I've been trying to solve this problem for two days and I'm tearing my hair out.
I have a dataset with nearly 15 million points. I have a few days of data points that are artifacts that I need to remove from the dataset.
I know the syntax for deleting rows that I need to delete from my dataset:
DataNoArtifacts <- Data[-(5039761:5041201), ]
This code has worked for me in the past and continues to work for me. My problem is FINDING the actual values that I need to delete so that I can get the row numbers, or range of row numbers, to put in the code.
When I try to filter the dataset to find the exact date and minutes I need to filter out, I can easily find the times. However, filtering the dataset to get them assigns them new row numbers. I need to be able to filter the data and see the original row numbers but cannot.
So I tried to solve this by scrolling through my 15,000,000 row dataset to find the rows manually since that seems to be the only option. The problem is, if I scroll more than one click or so at a time, the dataset will jump up/down a few thousand rows, which makes it near impossible for me to find the row number for any specific day, MUCH less the exact hour and minute I need to find.

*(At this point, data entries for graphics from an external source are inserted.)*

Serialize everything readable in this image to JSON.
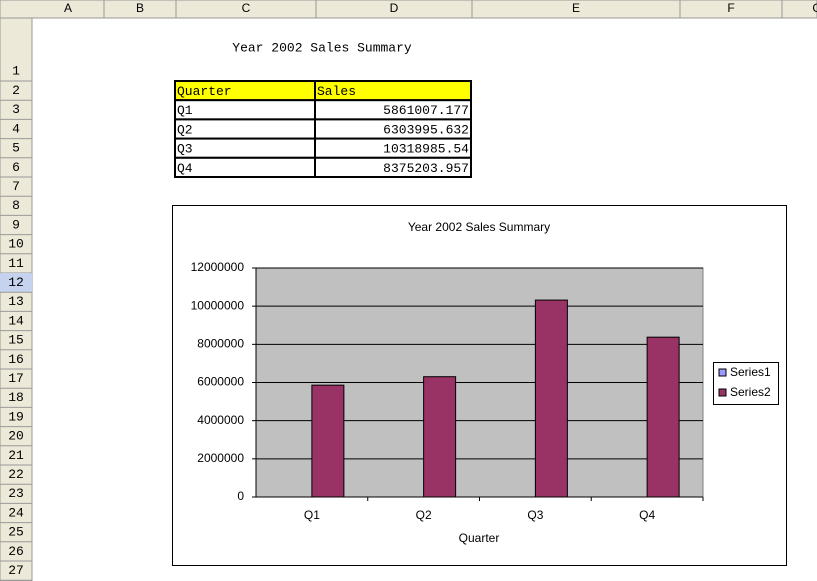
{
  "columns": [
    "A",
    "B",
    "C",
    "D",
    "E",
    "F",
    "G"
  ],
  "rows": [
    1,
    2,
    3,
    4,
    5,
    6,
    7,
    8,
    9,
    10,
    11,
    12,
    13,
    14,
    15,
    16,
    17,
    18,
    19,
    20,
    21,
    22,
    23,
    24,
    25,
    26,
    27
  ],
  "sheet_title": "Year 2002 Sales Summary",
  "table": {
    "header": [
      "Quarter",
      "Sales"
    ],
    "rows": [
      [
        "Q1",
        "5861007.177"
      ],
      [
        "Q2",
        "6303995.632"
      ],
      [
        "Q3",
        "10318985.54"
      ],
      [
        "Q4",
        "8375203.957"
      ]
    ]
  },
  "chart_data": {
    "type": "bar",
    "title": "Year 2002 Sales Summary",
    "x_label": "Quarter",
    "categories": [
      "Q1",
      "Q2",
      "Q3",
      "Q4"
    ],
    "series": [
      {
        "name": "Series1",
        "color": "#9999ff",
        "values": [
          null,
          null,
          null,
          null
        ]
      },
      {
        "name": "Series2",
        "color": "#993366",
        "values": [
          5861007.177,
          6303995.632,
          10318985.54,
          8375203.957
        ]
      }
    ],
    "ylim": [
      0,
      12000000
    ],
    "yticks": [
      0,
      2000000,
      4000000,
      6000000,
      8000000,
      10000000,
      12000000
    ],
    "grid": true,
    "legend": "right"
  }
}
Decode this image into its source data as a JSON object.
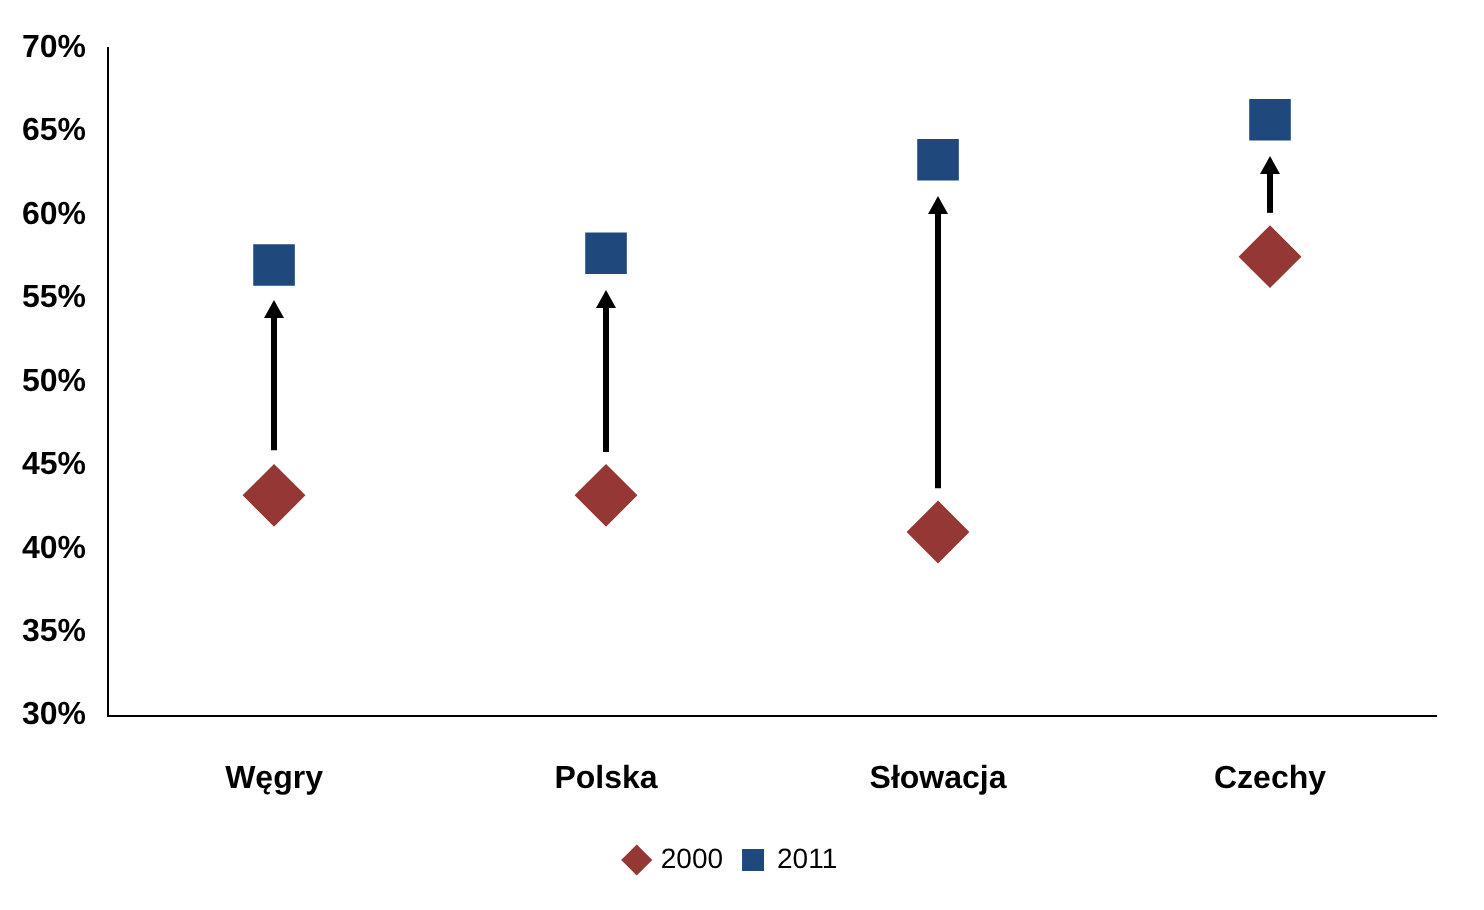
{
  "chart_data": {
    "type": "scatter",
    "categories": [
      "Węgry",
      "Polska",
      "Słowacja",
      "Czechy"
    ],
    "series": [
      {
        "name": "2000",
        "color": "#953735",
        "values": [
          43.2,
          43.2,
          41,
          57.5
        ],
        "marker": "diamond"
      },
      {
        "name": "2011",
        "color": "#1f497d",
        "values": [
          57,
          57.7,
          63.3,
          65.7
        ],
        "marker": "square"
      }
    ],
    "ylim": [
      30,
      70
    ],
    "yticks": [
      {
        "value": 30,
        "label": "30%"
      },
      {
        "value": 35,
        "label": "35%"
      },
      {
        "value": 40,
        "label": "40%"
      },
      {
        "value": 45,
        "label": "45%"
      },
      {
        "value": 50,
        "label": "50%"
      },
      {
        "value": 55,
        "label": "55%"
      },
      {
        "value": 60,
        "label": "60%"
      },
      {
        "value": 65,
        "label": "65%"
      },
      {
        "value": 70,
        "label": "70%"
      }
    ],
    "grid": false,
    "legend": "bottom"
  }
}
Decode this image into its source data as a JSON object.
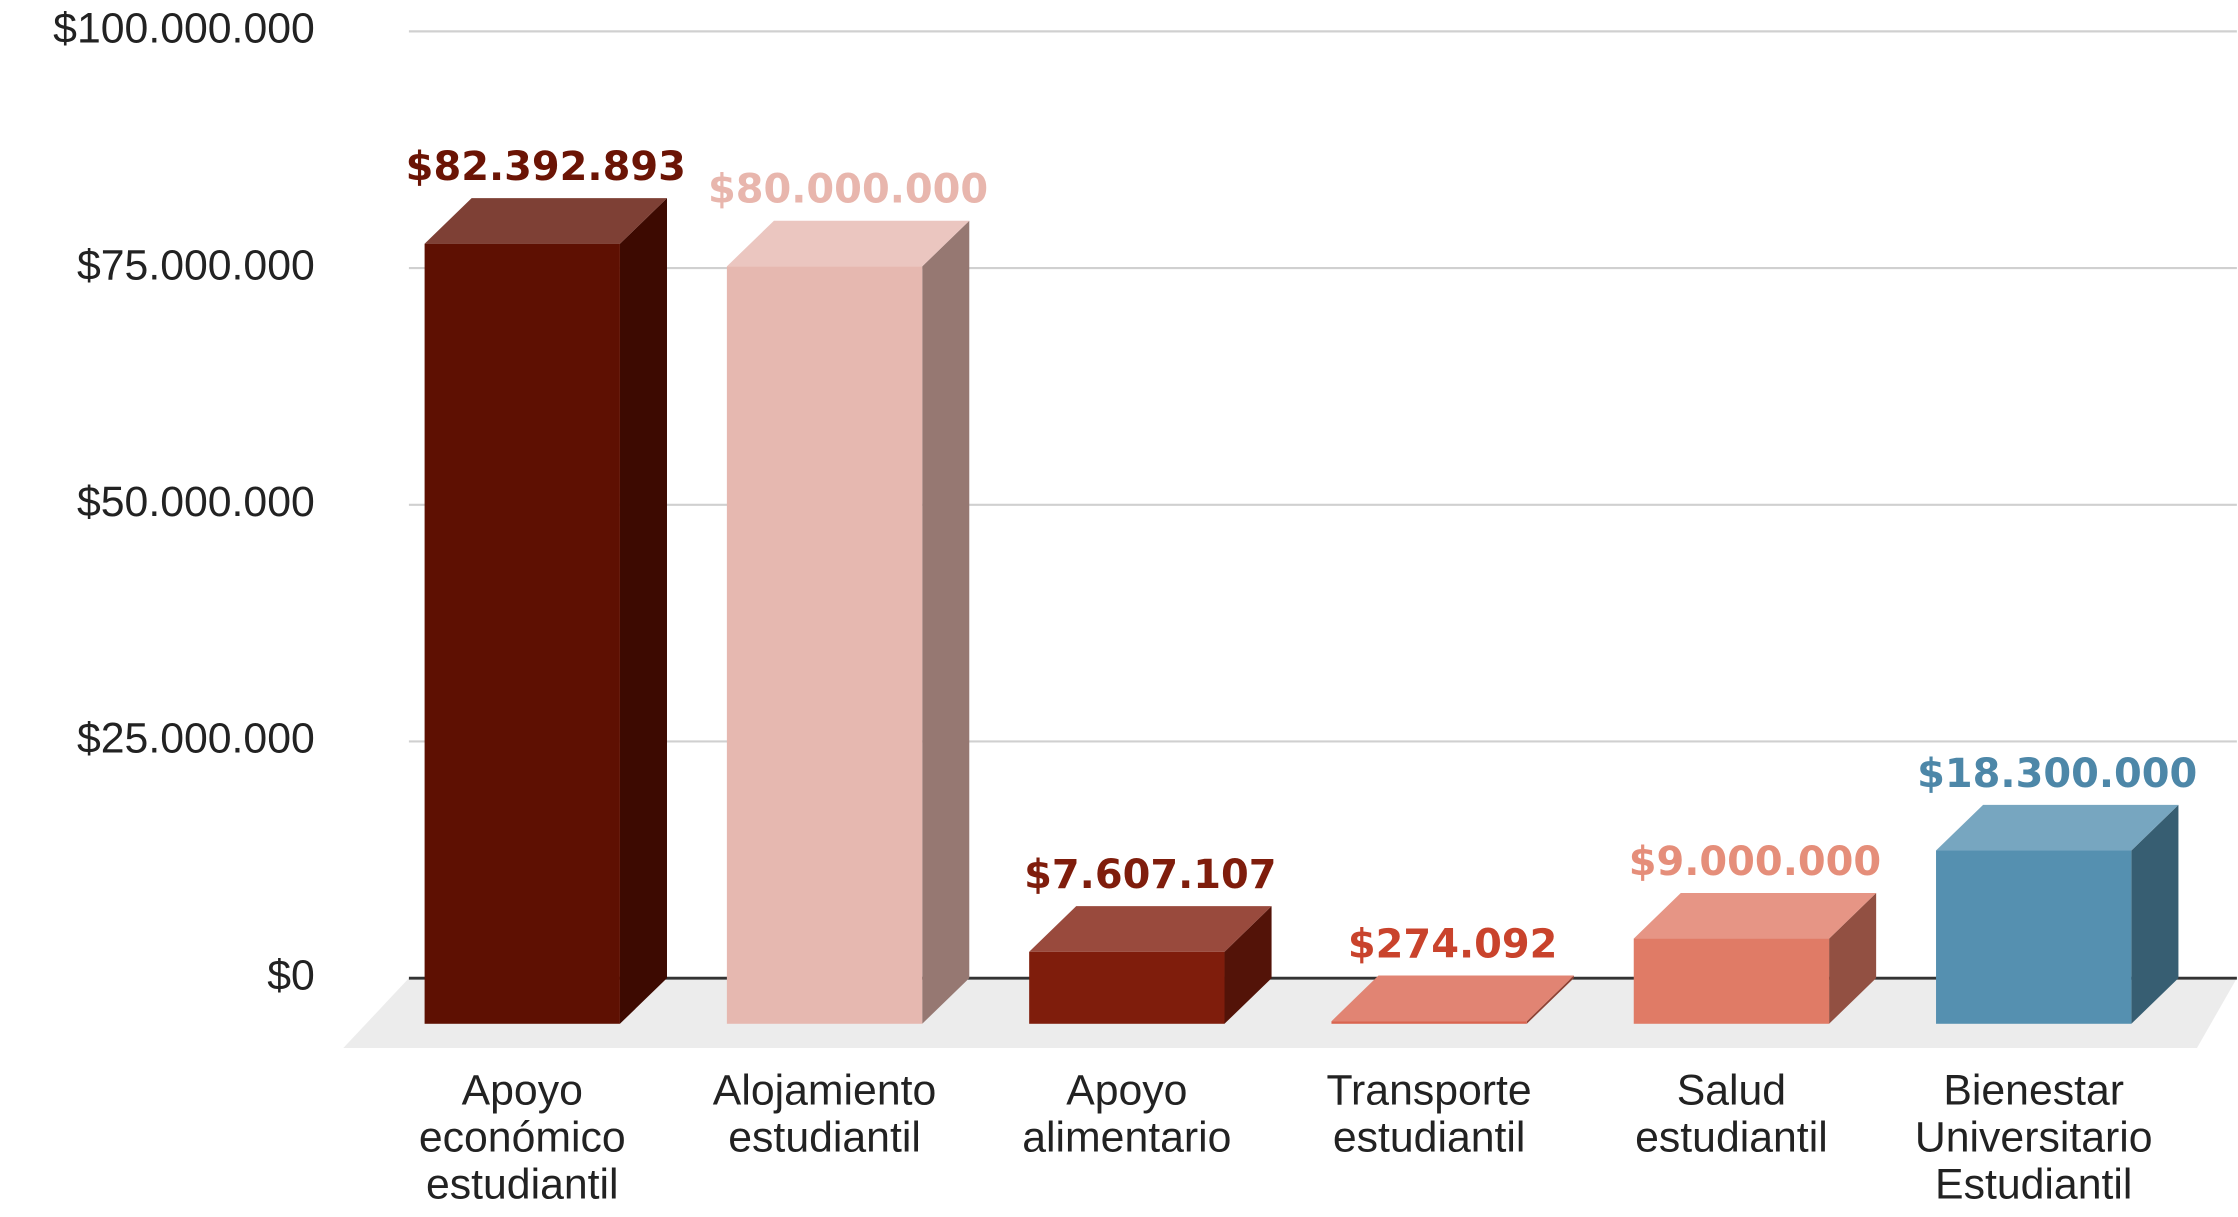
{
  "chart_data": {
    "type": "bar3d",
    "categories": [
      "Apoyo económico estudiantil",
      "Alojamiento estudiantil",
      "Apoyo alimentario",
      "Transporte estudiantil",
      "Salud estudiantil",
      "Bienestar Universitario Estudiantil"
    ],
    "values": [
      82392893,
      80000000,
      7607107,
      274092,
      9000000,
      18300000
    ],
    "value_labels": [
      "$82.392.893",
      "$80.000.000",
      "$7.607.107",
      "$274.092",
      "$9.000.000",
      "$18.300.000"
    ],
    "colors": [
      "#5e1002",
      "#e6b8b0",
      "#7f1d0c",
      "#d96550",
      "#e07b66",
      "#5590b0"
    ],
    "value_label_colors": [
      "#6b1405",
      "#e8b6ad",
      "#7f1d0c",
      "#c9432c",
      "#e58e7a",
      "#4d87a8"
    ],
    "ylim": [
      0,
      100000000
    ],
    "yticks": [
      {
        "value": 0,
        "label": "$0"
      },
      {
        "value": 25000000,
        "label": "$25.000.000"
      },
      {
        "value": 50000000,
        "label": "$50.000.000"
      },
      {
        "value": 75000000,
        "label": "$75.000.000"
      },
      {
        "value": 100000000,
        "label": "$100.000.000"
      }
    ],
    "grid": true
  }
}
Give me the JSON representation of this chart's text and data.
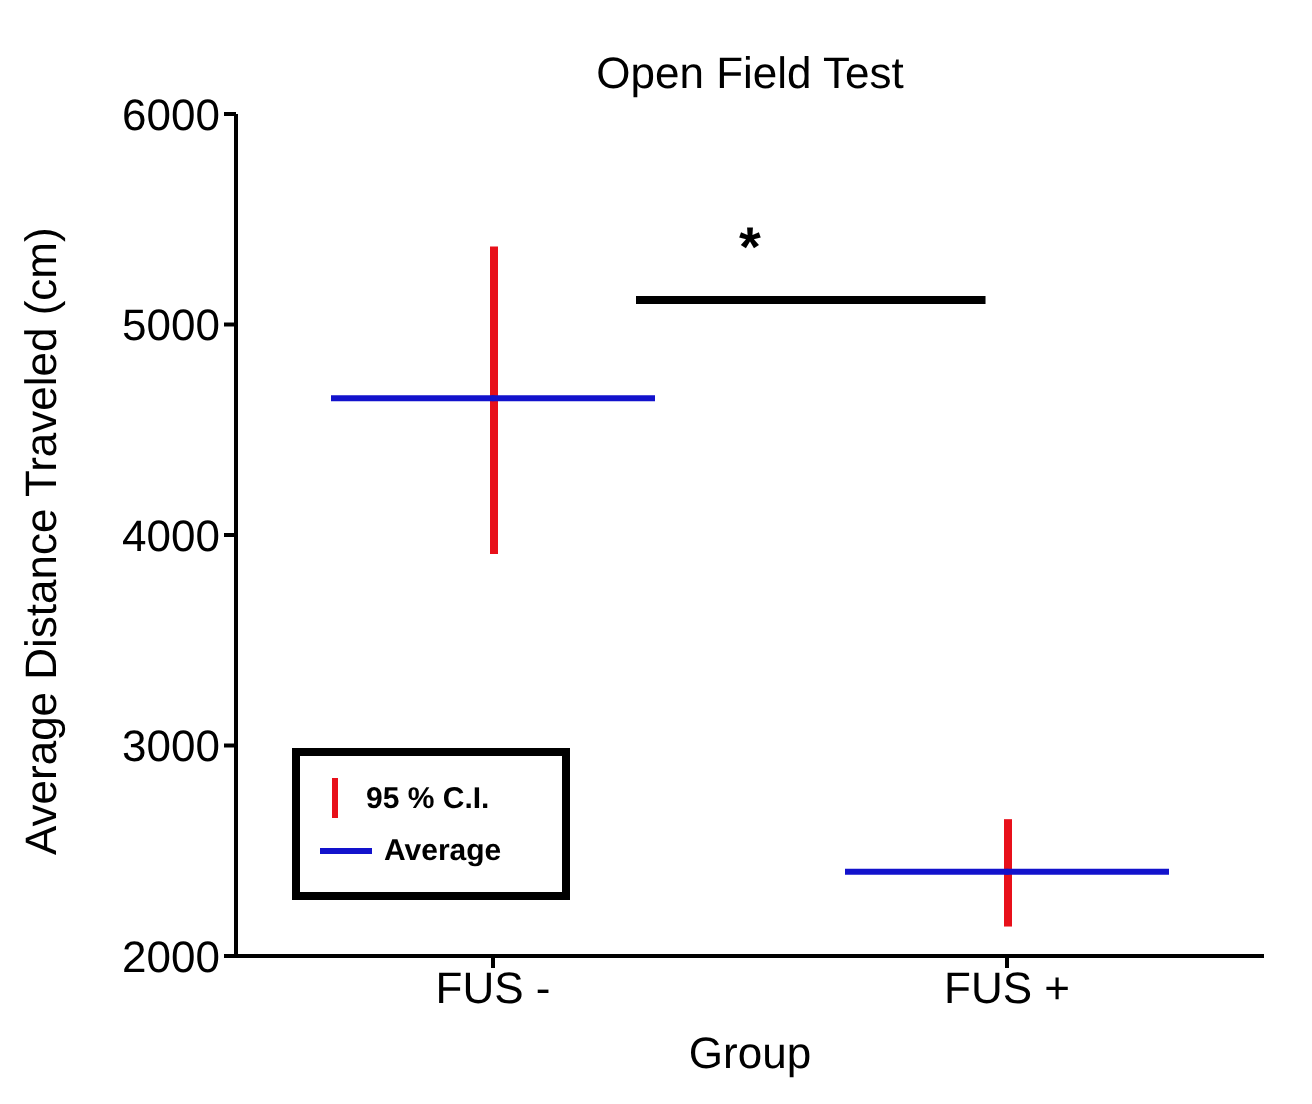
{
  "chart_data": {
    "type": "bar",
    "title": "Open Field Test",
    "xlabel": "Group",
    "ylabel": "Average Distance Traveled (cm)",
    "categories": [
      "FUS -",
      "FUS +"
    ],
    "series": [
      {
        "name": "95 % C.I.",
        "color": "#e8101a",
        "base": [
          3910,
          2140
        ],
        "values": [
          1460,
          510
        ]
      },
      {
        "name": "Average",
        "type": "scatter",
        "color": "#1212cc",
        "values": [
          4650,
          2400
        ]
      }
    ],
    "ylim": [
      2000,
      6000
    ],
    "yticks": [
      2000,
      3000,
      4000,
      5000,
      6000
    ],
    "annotations": [
      "*"
    ],
    "legend": "bottom left"
  }
}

If I finally get within the range of a couple of weeks from the data point I need to find and delete, the only way to ensure I'll be able to find the datapoint I need is to click one click at a time... through 2 weeks or so of data that is broken up by the minute.
I have some days with data I need to delete with a huge range (example: 12/11/2003 has a few ranges of many hours at a time with equipment error that I need to delete), and some of the days with data I need to delete have only a few randomly interspersed minutes within the entire day that are problematic (example: 3/10/2014 with constant wind speeds between 0 and 3 m/s, with about 40 random blips in the data of the 1,440 minutes throughout the day that are anomalies like 20 m/s).
Long story short: I know how to delete the values I need to delete. But for the life of me R will not cooperate to help me find the rows.
Unfortunately, the data points I need to delete are not exclusively days/hours/minutes above or below a certain value I can filter out. It's the times AROUND specific points that indicated artifacts that I need to delete.